[unisog] antivirus that works despite ssl

Harry Hoffman hhoffman at ip-solutions.net
Wed Jul 4 17:33:25 GMT 2007


I can think of a couple of ways... scan upon delivery to the intended 
mailbox as opposed to smtp transit.

Accept via smtp (tls/ssl), re-inject through smtp (amavisd) via a loopback 
and scan there. This is what happens usually with postfix/amavisd/av 
setups.

While not A/V, privoxy does a good job of mangling javascript to make 
getting owned more difficult.

I believe that most of the major A/V providers will scan the temporary 
files created when downloading or browsing.

HTH,
Harry



 On Wed, 4 Jul 2007, power less wrote:

> In honor of this idealistic holiday I ask an idealistic question :-)
> 
> Is there any antivirus that can scan email for viruses given the fact that
> the email is transferred by ssl ? There are
> 3 cases I guess:
> https: webmail connection
> imap
> pop3
> This might be client specific. Let's say thunderbird, firefox, ie, outlook
> were the clients involved.
> 
> Secondly is there any antivirus program that can scan for viri in the case
> of the web being surfed via https: ?
> (firefox and IE would be the clients).
> 
> Actually I haven't seen an antivirus program catching a virus when surfing
> via http (no s). Yeah I know it would
> be especially hard to write a program to deal with the encryption but does
> anyone doubt that a whole lot of keyloggers
> are not capable of doing this? So if they can do it why can't an antivirus
> product?
> 
> The recent spate of the "storm worm" emails has given me great opportunity
> to test antivirus products and
> the results are grim.
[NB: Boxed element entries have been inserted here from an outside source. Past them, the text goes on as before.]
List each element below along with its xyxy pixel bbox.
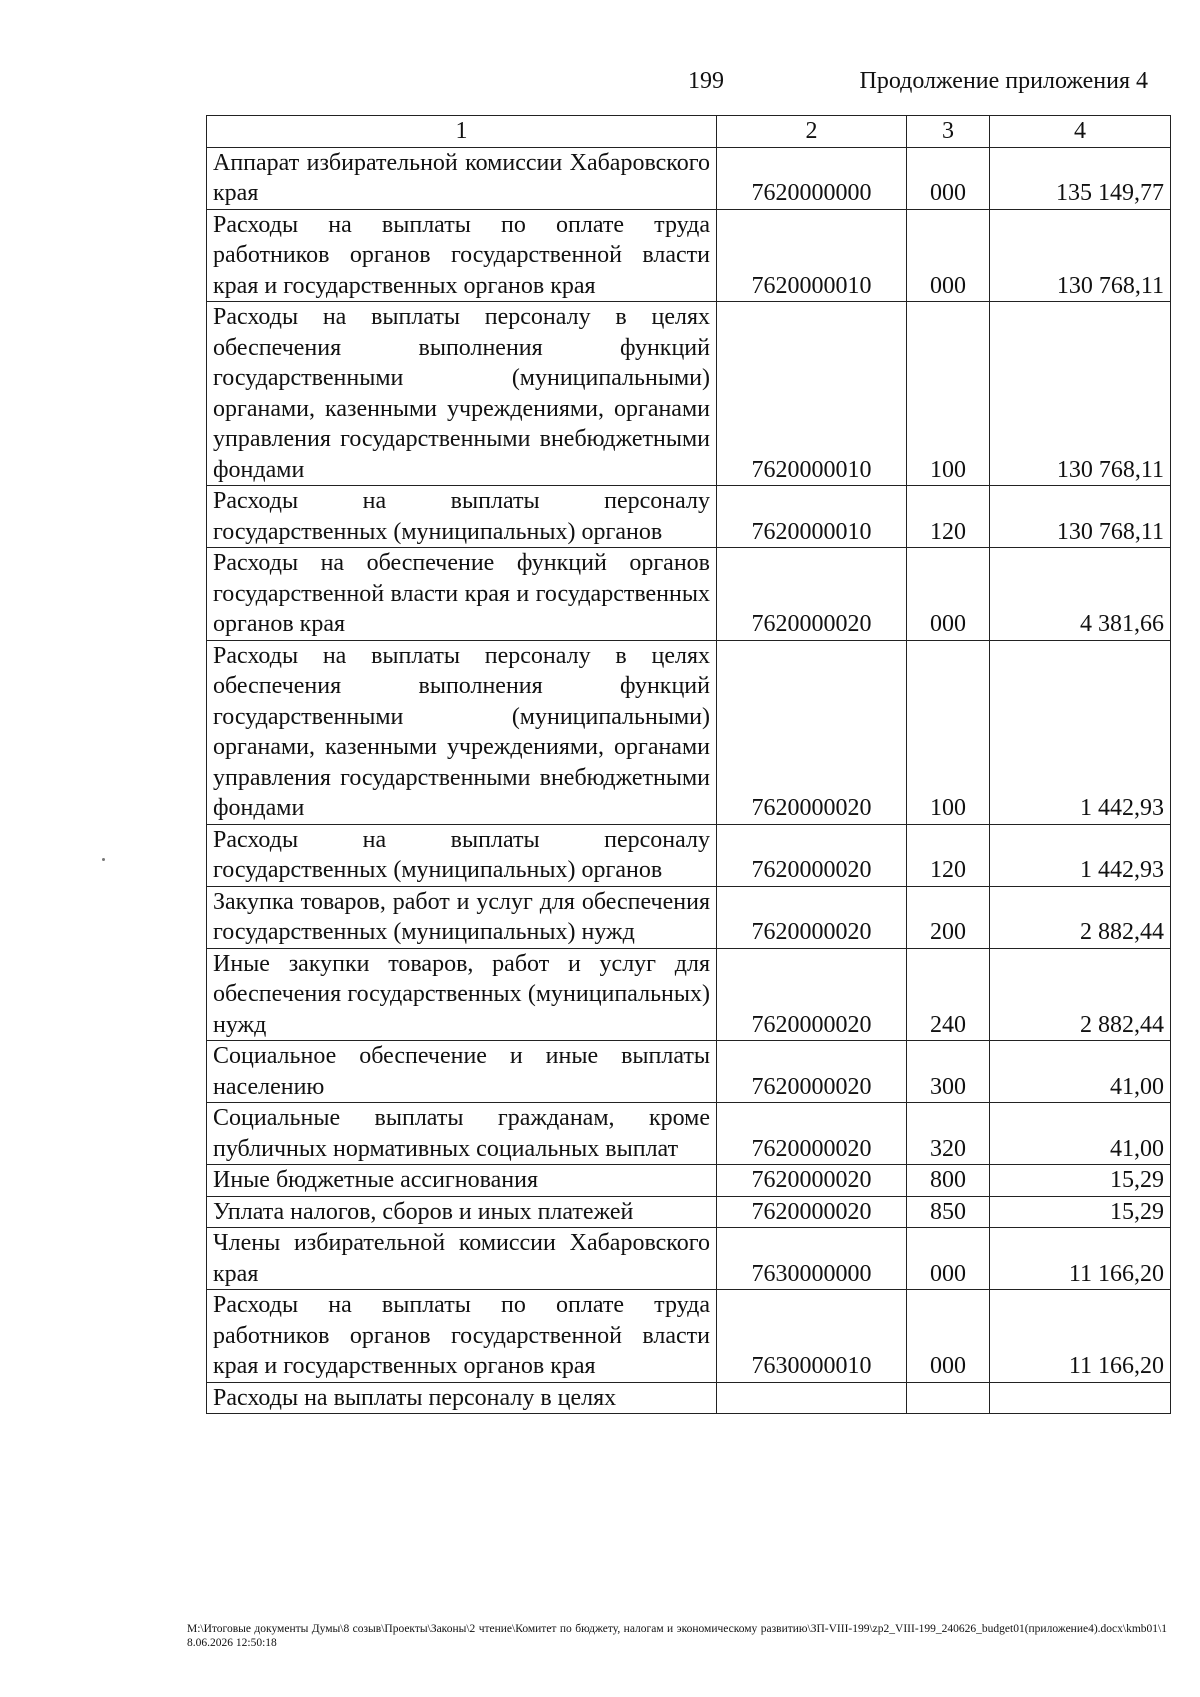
row-name: Расходы на выплаты по оплате труда работников органов государственной власти края и государственных органов края bbox=[207, 209, 717, 302]
row-expense-type: 000 bbox=[907, 548, 990, 641]
table-row bbox=[207, 640, 1171, 824]
row-target-code: 7630000000 bbox=[717, 1228, 907, 1290]
table-row bbox=[207, 886, 1171, 948]
row-amount: 15,29 bbox=[990, 1196, 1171, 1228]
scan-speck bbox=[102, 858, 105, 861]
appendix-continuation-note: Продолжение приложения 4 bbox=[859, 68, 1148, 94]
row-expense-type bbox=[907, 1382, 990, 1414]
page-number: 199 bbox=[688, 68, 724, 94]
table-row bbox=[207, 824, 1171, 886]
row-target-code: 7620000010 bbox=[717, 486, 907, 548]
row-amount: 135 149,77 bbox=[990, 147, 1171, 209]
row-amount: 2 882,44 bbox=[990, 948, 1171, 1041]
row-target-code: 7620000010 bbox=[717, 209, 907, 302]
row-name: Аппарат избирательной комиссии Хабаровского края bbox=[207, 147, 717, 209]
row-target-code: 7620000020 bbox=[717, 824, 907, 886]
row-expense-type: 300 bbox=[907, 1041, 990, 1103]
row-amount bbox=[990, 1382, 1171, 1414]
table-row bbox=[207, 1290, 1171, 1383]
row-target-code: 7620000000 bbox=[717, 147, 907, 209]
column-header-2: 2 bbox=[717, 116, 907, 148]
page-header bbox=[0, 68, 1200, 104]
table-row bbox=[207, 948, 1171, 1041]
row-amount: 41,00 bbox=[990, 1041, 1171, 1103]
table-row bbox=[207, 1103, 1171, 1165]
row-name: Расходы на выплаты по оплате труда работников органов государственной власти края и государственных органов края bbox=[207, 1290, 717, 1383]
row-amount: 2 882,44 bbox=[990, 886, 1171, 948]
row-target-code: 7620000020 bbox=[717, 1165, 907, 1197]
row-amount: 130 768,11 bbox=[990, 302, 1171, 486]
row-expense-type: 120 bbox=[907, 486, 990, 548]
table-header-row bbox=[207, 116, 1171, 148]
table-row bbox=[207, 1196, 1171, 1228]
row-target-code: 7620000020 bbox=[717, 1041, 907, 1103]
row-amount: 130 768,11 bbox=[990, 486, 1171, 548]
row-target-code: 7620000020 bbox=[717, 886, 907, 948]
row-name: Расходы на выплаты персоналу государственных (муниципальных) органов bbox=[207, 824, 717, 886]
row-expense-type: 200 bbox=[907, 886, 990, 948]
row-expense-type: 800 bbox=[907, 1165, 990, 1197]
row-amount: 130 768,11 bbox=[990, 209, 1171, 302]
table-row bbox=[207, 1041, 1171, 1103]
document-file-path: M:\Итоговые документы Думы\8 созыв\Проекты\Законы\2 чтение\Комитет по бюджету, налогам и экономическому развитию\ЗП-VIII-199\zp2_VIII-199_240626_budget01(приложение4).docx\kmb01\18.06.2026 12:50:18 bbox=[187, 1623, 1167, 1649]
row-name: Уплата налогов, сборов и иных платежей bbox=[207, 1196, 717, 1228]
row-target-code: 7620000010 bbox=[717, 302, 907, 486]
row-name: Расходы на выплаты персоналу в целях обеспечения выполнения функций государственными (муниципальными) органами, казенными учреждениями, органами управления государственными внебюджетными фондами bbox=[207, 302, 717, 486]
row-name: Иные бюджетные ассигнования bbox=[207, 1165, 717, 1197]
row-target-code: 7620000020 bbox=[717, 548, 907, 641]
row-amount: 15,29 bbox=[990, 1165, 1171, 1197]
row-amount: 4 381,66 bbox=[990, 548, 1171, 641]
row-expense-type: 000 bbox=[907, 1228, 990, 1290]
table-row bbox=[207, 147, 1171, 209]
table-row bbox=[207, 486, 1171, 548]
table-row bbox=[207, 1382, 1171, 1414]
row-amount: 41,00 bbox=[990, 1103, 1171, 1165]
row-name: Расходы на выплаты персоналу в целях обеспечения выполнения функций государственными (муниципальными) органами, казенными учреждениями, органами управления государственными внебюджетными фондами bbox=[207, 640, 717, 824]
row-target-code bbox=[717, 1382, 907, 1414]
row-target-code: 7620000020 bbox=[717, 948, 907, 1041]
budget-table bbox=[206, 115, 1171, 1414]
row-expense-type: 850 bbox=[907, 1196, 990, 1228]
row-target-code: 7620000020 bbox=[717, 1103, 907, 1165]
row-amount: 11 166,20 bbox=[990, 1290, 1171, 1383]
table-row bbox=[207, 209, 1171, 302]
row-name: Расходы на выплаты персоналу в целях bbox=[207, 1382, 717, 1414]
column-header-1: 1 bbox=[207, 116, 717, 148]
row-target-code: 7630000010 bbox=[717, 1290, 907, 1383]
table-row bbox=[207, 548, 1171, 641]
row-name: Социальные выплаты гражданам, кроме публичных нормативных социальных выплат bbox=[207, 1103, 717, 1165]
row-name: Члены избирательной комиссии Хабаровского края bbox=[207, 1228, 717, 1290]
row-amount: 1 442,93 bbox=[990, 824, 1171, 886]
row-name: Социальное обеспечение и иные выплаты населению bbox=[207, 1041, 717, 1103]
row-name: Расходы на выплаты персоналу государственных (муниципальных) органов bbox=[207, 486, 717, 548]
row-target-code: 7620000020 bbox=[717, 640, 907, 824]
column-header-4: 4 bbox=[990, 116, 1171, 148]
row-amount: 1 442,93 bbox=[990, 640, 1171, 824]
row-expense-type: 000 bbox=[907, 209, 990, 302]
column-header-3: 3 bbox=[907, 116, 990, 148]
row-name: Иные закупки товаров, работ и услуг для обеспечения государственных (муниципальных) нужд bbox=[207, 948, 717, 1041]
row-target-code: 7620000020 bbox=[717, 1196, 907, 1228]
table-row bbox=[207, 1228, 1171, 1290]
row-expense-type: 240 bbox=[907, 948, 990, 1041]
row-amount: 11 166,20 bbox=[990, 1228, 1171, 1290]
row-name: Закупка товаров, работ и услуг для обеспечения государственных (муниципальных) нужд bbox=[207, 886, 717, 948]
row-expense-type: 120 bbox=[907, 824, 990, 886]
table-row bbox=[207, 302, 1171, 486]
row-expense-type: 320 bbox=[907, 1103, 990, 1165]
table-row bbox=[207, 1165, 1171, 1197]
row-expense-type: 100 bbox=[907, 640, 990, 824]
row-expense-type: 000 bbox=[907, 147, 990, 209]
row-expense-type: 100 bbox=[907, 302, 990, 486]
row-name: Расходы на обеспечение функций органов государственной власти края и государственных органов края bbox=[207, 548, 717, 641]
row-expense-type: 000 bbox=[907, 1290, 990, 1383]
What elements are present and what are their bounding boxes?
Using a couple very very well known products  they did
> not detect the worm at the
> level of a person viewing the emails using imap nor https, even in the case
> of a rendition of the worm
> received way back on 6/29. One of the programs specifically claimed it could
> scan imap email but it did
> not say anything about any worm in actual testing. I can only assume that
> the reason it didn't alarm was the encryption.
> Well who reads email *without* encryption? (yeah probably a lot of people
> but they shouldn't.) There's something really
> really wrong with the current scenario to state the obvious.  It's not that
> I'm convinced this particular email worm
> is so terrible it's the principle here that users are such sitting ducks for
> anything delivered via web protocols surfing
> the web and/or reading email. We pay a lot of money for "protection" that
> does nothing. Am I wrong? If someone
> knows of a product that absolutely can rise to the occasion of even being
> able to detect a well known web-based
> worm in the case of ssl or tls please shout out.